Can skinny jeans damage your health?
Skinny jeans could be causing nerve damage to its fashionable owners, according to new research.
Squatting for extended periods of time in the tight fitting jeans can cause damage to both the muscles and nerve fibres in the leg.
The findings were revealed in a case study of a 35 year old woman.
She spent several hours squatting to empty cupboards in skinny jeans while helping a relative to move house.
After noticing pain in her legs, she collapsed when she got home and was unable to move for several hours.
The woman was forced to spend 4 days in hospital to recover and to find out what had caused her temporary paralysis.
The women in the case study, published in the Journal of Neurology, Neurosurgery and Psychiatry, said she felt the jeans were getting ‘increasingly tight and uncomfortable’ throughout the day.
When she returned home, she started to feel numbness in her feet and had problems walking. She tripped and was unable to get up again for a number of hours.
Doctors cut off the jeans as her calves had swollen so much they were unable to remove them any other way. She had no feeling in her lower legs and could not move her ankles or toes.
After examining the woman, the doctors discovered damaged muscles and nerve fibres.
She had developed something called compartment syndrome, where muscles swell because of a lack of blood. The swelling compresses nearby nerves.
The doctors put the damage down to extended periods of squatting, which was made worse by her tight jeans.

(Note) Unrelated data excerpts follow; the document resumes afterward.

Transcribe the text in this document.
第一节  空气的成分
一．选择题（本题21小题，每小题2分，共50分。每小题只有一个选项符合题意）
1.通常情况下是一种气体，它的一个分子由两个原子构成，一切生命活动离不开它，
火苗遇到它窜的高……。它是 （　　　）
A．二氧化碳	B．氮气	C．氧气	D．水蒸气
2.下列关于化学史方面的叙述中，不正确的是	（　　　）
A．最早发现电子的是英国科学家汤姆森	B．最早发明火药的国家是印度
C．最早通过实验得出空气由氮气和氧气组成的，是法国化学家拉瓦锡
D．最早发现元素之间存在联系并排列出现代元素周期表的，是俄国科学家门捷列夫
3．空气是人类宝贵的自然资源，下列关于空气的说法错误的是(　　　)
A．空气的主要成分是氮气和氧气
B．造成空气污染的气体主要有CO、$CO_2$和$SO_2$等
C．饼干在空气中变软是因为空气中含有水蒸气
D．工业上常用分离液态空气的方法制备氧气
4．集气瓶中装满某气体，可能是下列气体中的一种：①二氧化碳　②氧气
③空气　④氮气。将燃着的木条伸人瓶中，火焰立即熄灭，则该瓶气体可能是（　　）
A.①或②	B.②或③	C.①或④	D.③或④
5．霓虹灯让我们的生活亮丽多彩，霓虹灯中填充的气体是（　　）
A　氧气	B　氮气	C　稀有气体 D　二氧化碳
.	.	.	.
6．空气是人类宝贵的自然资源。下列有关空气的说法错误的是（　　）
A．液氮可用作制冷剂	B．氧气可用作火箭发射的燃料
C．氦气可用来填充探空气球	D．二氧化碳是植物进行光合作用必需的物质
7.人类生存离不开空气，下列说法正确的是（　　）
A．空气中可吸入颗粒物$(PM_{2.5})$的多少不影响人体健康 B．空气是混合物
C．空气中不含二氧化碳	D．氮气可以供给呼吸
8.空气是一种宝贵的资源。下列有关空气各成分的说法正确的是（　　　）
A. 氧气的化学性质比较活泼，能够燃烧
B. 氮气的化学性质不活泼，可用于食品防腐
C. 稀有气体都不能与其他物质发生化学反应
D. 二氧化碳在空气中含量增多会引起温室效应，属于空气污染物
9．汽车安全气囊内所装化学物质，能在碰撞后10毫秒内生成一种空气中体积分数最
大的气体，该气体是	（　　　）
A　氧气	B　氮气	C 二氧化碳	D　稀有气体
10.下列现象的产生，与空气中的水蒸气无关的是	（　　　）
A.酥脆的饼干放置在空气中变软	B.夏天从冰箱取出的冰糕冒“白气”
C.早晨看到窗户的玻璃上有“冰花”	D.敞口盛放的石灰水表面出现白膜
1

Doctors said they had not seen skinny jean related injuries like this before, though had recorded lesions of the thigh caused by the tight trousers.
Associate Professor Thomas Edmund Kimber of the University of Adelaide said it shows neurological complications can occur by wearing tight jeans.
Priya Dasoju, professional adviser at the Chartered Society of Physiotherapy, added that the woman was unfortunate and the case an extreme one.
However, she warned that if you do decide to wear skinny jeans you should avoid remaining in one position for too long.